Вернусь опять к уподоблению моему (горе – издали видной) и к тем политическим, ожидаемым событиям, о которых мне уже столько раз приходилось напоминать и которые для г. Соловьева как будто бы и вовсе не существуют.
Увлеченный созерцанием той дальней исполинской горы примирения церковного, к которой стремится его душа, он не хочет и вспомнить о другой весьма крутой и величественной возвышенности, которую нам никак миновать нельзя. Эта возвышенность все то же и то же – разрешение Восточного вопроса, о котором я вынужден беспрерывно напоминать, ибо этот переворот будет до того велик и влиятелен, по своим последствиям, что на первое время и весьма надолго должен будет захватить все наше внимание, потребовать от русских еще небывалого напряжения умственных сил. Я говорю умственных сил, именно умственных; я об них говорю; я указываю на то напряжение ума, воображения, внимания, которое потребуется от русских тотчас после благоприятного для них исхода политической и военной борьбы. Вот что будет и трудно, и плодотворно. Умственная наша деятельность после благоприятного исхода этого, вот где и надежды, и сомнения, и опасности величайшие, и возможность творческого торжества. Сравнительно с этими последующими, медлительными потрясениями и с этой новой и неустанной работой духа, – политическая и военная борьба наша за обладание в той или другой форме проливами – представляется делом легким, трудностью скоропреходящей и даже легко разрешимой при некоторых мало-мальски благоприятных условиях на Западе. Мы имеем достаточное основание надеяться, что западные европейцы сами с этой стороны позаботятся о нас или, лучше сказать, о дальнейшем развитии всемирной истории, требующей, вопреки г. Соловьеву, какого-то славянского или неславянского – все равно, но во всяком случае нового, не европейского культурного типа.
Война, конечно, будет, и, не рассчитывая ничуть сравнительной силы войск, не взвешивая даже и финансовых обстоятельств наших, – исход военной борьбы будет нам наверное благоприятен, судя по всем слишком уже явным историческим приметам.
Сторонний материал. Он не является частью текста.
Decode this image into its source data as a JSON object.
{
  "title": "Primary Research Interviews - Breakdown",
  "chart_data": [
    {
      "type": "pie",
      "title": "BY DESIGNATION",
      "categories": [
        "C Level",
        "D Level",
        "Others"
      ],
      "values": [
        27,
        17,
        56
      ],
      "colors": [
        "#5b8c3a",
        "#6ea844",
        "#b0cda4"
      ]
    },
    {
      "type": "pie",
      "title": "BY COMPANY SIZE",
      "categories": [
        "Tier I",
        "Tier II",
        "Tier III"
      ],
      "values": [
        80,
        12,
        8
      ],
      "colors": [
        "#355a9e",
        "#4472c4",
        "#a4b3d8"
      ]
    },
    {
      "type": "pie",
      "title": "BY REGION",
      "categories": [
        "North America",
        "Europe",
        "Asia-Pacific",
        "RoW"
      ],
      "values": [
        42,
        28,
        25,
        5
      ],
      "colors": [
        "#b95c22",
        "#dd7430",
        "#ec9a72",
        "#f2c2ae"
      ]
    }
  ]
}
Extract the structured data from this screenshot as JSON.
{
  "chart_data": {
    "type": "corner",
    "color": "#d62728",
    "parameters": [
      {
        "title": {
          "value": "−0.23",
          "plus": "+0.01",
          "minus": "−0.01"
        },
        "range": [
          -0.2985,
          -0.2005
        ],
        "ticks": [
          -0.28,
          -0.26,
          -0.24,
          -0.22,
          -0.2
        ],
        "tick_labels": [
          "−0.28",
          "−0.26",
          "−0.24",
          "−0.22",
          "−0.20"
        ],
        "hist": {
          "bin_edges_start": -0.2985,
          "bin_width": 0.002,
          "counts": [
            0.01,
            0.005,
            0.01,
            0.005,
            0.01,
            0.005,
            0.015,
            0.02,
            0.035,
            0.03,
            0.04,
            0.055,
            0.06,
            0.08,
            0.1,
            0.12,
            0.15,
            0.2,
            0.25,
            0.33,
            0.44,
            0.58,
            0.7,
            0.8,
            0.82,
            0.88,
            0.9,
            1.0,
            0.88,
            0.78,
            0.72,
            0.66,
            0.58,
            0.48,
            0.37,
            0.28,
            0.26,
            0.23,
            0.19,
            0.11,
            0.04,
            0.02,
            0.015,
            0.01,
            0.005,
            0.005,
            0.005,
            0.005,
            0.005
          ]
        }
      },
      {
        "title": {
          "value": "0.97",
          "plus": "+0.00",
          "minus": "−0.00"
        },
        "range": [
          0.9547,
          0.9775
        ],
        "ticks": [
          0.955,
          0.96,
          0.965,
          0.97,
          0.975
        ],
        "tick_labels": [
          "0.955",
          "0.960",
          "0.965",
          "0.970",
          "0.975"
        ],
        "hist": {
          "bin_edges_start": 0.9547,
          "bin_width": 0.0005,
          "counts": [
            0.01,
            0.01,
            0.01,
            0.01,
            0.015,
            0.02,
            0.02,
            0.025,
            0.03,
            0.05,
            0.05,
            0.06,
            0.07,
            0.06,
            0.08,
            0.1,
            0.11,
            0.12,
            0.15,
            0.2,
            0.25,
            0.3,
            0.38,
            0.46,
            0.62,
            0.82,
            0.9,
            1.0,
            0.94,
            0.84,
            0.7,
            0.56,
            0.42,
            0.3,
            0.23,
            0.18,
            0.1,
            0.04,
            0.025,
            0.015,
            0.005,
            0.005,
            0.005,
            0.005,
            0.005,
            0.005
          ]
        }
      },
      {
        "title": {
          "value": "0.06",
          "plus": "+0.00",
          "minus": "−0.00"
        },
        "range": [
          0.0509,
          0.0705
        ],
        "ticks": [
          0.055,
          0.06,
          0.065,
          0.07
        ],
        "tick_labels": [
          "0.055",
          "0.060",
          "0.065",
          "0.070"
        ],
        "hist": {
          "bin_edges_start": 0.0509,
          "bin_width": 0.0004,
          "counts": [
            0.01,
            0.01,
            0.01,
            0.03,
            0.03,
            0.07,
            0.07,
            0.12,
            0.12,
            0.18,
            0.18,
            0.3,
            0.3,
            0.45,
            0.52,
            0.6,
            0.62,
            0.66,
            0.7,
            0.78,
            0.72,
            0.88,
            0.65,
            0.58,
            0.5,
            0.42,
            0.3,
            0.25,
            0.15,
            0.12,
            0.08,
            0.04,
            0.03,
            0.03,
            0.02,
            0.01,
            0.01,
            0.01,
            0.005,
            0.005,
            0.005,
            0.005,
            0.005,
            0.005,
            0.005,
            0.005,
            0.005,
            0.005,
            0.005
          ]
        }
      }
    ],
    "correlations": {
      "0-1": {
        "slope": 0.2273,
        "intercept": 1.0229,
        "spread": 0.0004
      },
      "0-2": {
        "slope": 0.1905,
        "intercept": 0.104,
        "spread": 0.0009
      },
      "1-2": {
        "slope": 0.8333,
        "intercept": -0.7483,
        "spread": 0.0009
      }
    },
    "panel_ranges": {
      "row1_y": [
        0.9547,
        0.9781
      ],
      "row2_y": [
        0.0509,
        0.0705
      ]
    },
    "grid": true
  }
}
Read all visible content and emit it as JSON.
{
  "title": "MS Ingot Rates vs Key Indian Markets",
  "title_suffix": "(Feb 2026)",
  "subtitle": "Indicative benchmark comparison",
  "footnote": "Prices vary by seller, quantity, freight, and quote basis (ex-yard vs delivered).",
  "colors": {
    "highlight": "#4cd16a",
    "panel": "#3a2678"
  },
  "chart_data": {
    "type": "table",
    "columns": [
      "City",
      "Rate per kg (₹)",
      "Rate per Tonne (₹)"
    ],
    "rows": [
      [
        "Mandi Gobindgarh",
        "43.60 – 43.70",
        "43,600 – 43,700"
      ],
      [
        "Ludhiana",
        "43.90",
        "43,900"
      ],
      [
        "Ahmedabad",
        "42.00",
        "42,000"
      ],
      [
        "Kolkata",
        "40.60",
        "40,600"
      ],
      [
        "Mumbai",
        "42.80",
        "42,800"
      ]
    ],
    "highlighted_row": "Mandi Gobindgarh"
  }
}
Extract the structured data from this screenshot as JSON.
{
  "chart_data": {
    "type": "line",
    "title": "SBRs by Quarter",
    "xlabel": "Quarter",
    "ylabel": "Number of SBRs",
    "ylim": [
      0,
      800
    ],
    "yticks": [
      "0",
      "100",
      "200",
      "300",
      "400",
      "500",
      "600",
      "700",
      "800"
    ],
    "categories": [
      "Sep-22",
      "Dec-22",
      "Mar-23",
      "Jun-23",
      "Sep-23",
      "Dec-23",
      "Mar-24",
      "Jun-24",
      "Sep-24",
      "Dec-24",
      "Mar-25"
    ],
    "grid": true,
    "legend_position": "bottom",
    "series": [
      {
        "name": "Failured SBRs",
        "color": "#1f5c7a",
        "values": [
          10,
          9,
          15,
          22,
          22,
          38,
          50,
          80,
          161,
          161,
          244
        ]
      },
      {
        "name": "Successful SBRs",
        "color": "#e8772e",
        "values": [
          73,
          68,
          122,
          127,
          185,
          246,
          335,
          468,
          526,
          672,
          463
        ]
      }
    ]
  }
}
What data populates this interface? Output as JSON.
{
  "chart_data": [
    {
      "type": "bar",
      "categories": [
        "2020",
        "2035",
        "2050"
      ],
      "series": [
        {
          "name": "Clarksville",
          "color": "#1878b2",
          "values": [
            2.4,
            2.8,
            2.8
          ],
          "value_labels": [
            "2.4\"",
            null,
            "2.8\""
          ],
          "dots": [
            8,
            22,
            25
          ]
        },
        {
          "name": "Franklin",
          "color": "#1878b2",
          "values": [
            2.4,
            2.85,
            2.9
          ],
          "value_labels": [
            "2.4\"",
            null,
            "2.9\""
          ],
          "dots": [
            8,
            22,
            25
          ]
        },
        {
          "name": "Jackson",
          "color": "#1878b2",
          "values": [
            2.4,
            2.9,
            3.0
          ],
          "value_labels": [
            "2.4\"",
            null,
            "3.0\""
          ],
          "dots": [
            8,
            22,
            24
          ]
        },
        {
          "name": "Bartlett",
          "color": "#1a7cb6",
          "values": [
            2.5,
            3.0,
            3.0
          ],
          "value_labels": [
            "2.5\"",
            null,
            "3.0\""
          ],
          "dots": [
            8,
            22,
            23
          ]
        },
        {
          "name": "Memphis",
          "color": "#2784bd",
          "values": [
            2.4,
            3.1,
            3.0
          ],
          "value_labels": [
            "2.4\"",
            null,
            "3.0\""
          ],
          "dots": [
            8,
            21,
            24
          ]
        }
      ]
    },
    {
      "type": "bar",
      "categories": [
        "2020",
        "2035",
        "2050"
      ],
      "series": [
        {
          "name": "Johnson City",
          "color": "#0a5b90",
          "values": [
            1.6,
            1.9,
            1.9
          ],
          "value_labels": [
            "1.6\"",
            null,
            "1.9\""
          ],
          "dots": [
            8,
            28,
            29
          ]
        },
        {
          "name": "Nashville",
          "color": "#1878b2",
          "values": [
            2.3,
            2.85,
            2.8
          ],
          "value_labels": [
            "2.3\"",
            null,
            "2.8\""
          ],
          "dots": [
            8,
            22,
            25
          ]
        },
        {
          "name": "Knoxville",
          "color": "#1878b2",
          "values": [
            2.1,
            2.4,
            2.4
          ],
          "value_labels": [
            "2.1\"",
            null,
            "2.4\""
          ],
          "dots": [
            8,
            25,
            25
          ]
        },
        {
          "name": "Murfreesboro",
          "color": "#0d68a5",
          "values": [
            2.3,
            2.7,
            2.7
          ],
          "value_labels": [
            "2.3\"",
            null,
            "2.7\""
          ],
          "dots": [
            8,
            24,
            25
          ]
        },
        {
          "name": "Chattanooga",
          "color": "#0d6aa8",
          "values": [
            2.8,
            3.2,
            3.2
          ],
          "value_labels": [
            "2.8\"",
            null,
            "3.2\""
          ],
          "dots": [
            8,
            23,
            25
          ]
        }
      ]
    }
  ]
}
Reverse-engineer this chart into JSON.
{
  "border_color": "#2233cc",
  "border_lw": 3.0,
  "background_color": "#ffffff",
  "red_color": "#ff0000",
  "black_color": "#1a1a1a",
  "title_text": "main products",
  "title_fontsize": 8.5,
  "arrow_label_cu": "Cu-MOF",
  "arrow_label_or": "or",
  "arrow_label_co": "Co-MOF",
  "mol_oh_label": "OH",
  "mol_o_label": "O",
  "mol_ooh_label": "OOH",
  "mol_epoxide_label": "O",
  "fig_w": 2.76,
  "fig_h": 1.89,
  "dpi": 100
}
Трудность (историческая) не в этой острой и всегда более или менее кратковременной борьбе, истинная трудность в борьбе дальнейшей, более медленной, культурной, конечно! И тогда-то и окажется почти с первых же шагов наших, достойны ли мы были высоких надежд Данилевского (и славянофилов вообще) или недостойны. Химическое ли начало – русский дух, перерождающее и содержание, и форму, или только механическое (перемещающее силы)? Огромное ли мы только всесокрушающее государство, или истинно великая и зиждительная нация?
Я говорю – первые шаги покажут, что мы такое. Куда мы идем? И эти первые шаги (худые ли они будут или хорошие) неизбежно должны быть тогда сделаны на почве церковного домостроительства; ибо весь вековой дух Восточного вопроса – был дух единоверия, церковности, а не дух племени, не тот дух голой национальности (аморфической, разрушительной), который создал лишенное всякой культурной независимости единство новой Германии и единство Италии, уже совершенно пошлой и даже как бы комической и подлой в своей международной роли. Церковность – культурна, созидательна; голый племенной национализм разрушительно плоек. Мы попытались было ему послужить (да и то не без оглядки, слава Богу!) в 60-х и 70-х годах и до сих пор не знаем, как поправить те беды, которые сами наделали на Востоке.